Con la 21ª e ultima tappa della 113ª edizione del Tour prevista domenica — che sarà con ogni probabilità la consueta passerella attorno a Parigi — Pogacar dovrà solo tagliare il traguardo per assicurarsi il quinto titolo in sette anni.
Il 27enne sloveno raggiungerà così leggende del ciclismo come Jacques Anquetil, Eddy Merckx, Bernard Hinault e Miguel Indurain, gli unici ad aver vinto per cinque volte la corsa più prestigiosa di questo sport.
Ma Pogacar è il più giovane ad esserci riuscito.

Sabato ha tagliato il traguardo in quarta posizione, a braccetto con il compagno di squadra Isaac Del Toro, che si è assicurato il terzo posto nella classifica generale e la vittoria nella categoria maglia bianca di miglior giovane, davanti al talento francese Paul Seixas.
Pogacar si è persino concesso il lusso di lasciare che il campione olimpico Remco Evenepoel, secondo di tappa davanti all’americano Sepp Kuss terzo, recuperasse circa 40 secondi nella classifica generale.
Pogacar guida con 6 minuti e 26 secondi di vantaggio prima della passerella finale di domenica, con il 22enne Del Toro terzo a 9:42.
Carapaz ha conquistato la sua seconda tappa in tre giorni e si è anche assicurato la maglia a pois di Re della Montagna.
Ma è stata una vera agonia per Kuss, che precedeva l’ecuadoriano di circa 15-20 secondi prima di cadere due volte negli ultimi 7 km.

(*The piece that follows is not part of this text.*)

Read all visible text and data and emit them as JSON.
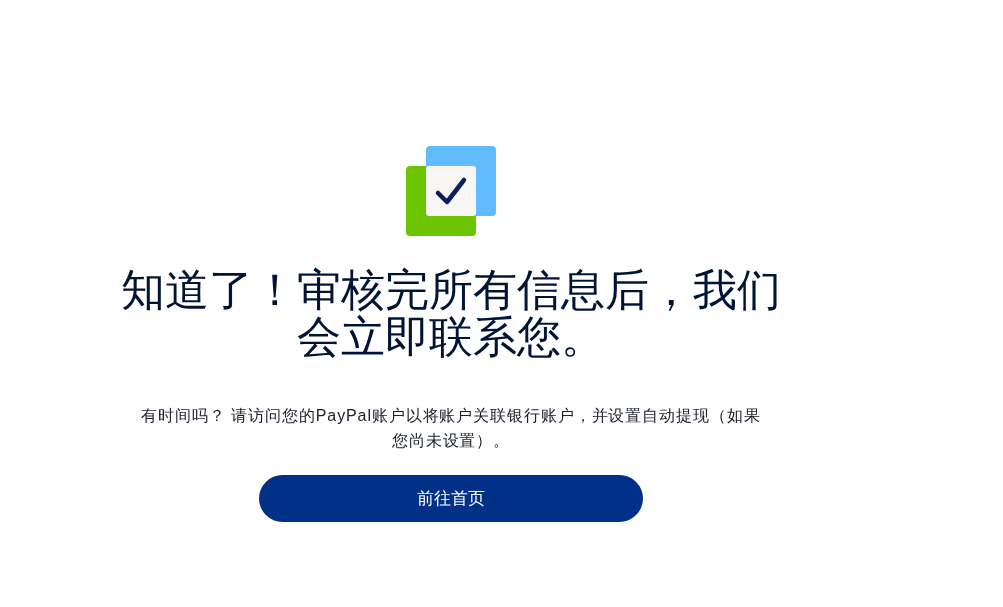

La seconda volta, solo le reti di sicurezza all’esterno di una curva stretta su un passo di montagna a strapiombo lo hanno salvato da una caduta fatale in un burrone.
Kuss ha lottato con coraggio fino alla fine, ma è stato superato anche da Evenepoel mentre Carapaz si aggiudicava la durissima tappa regina di 170,9 km, che comprendeva quattro salite mostruose.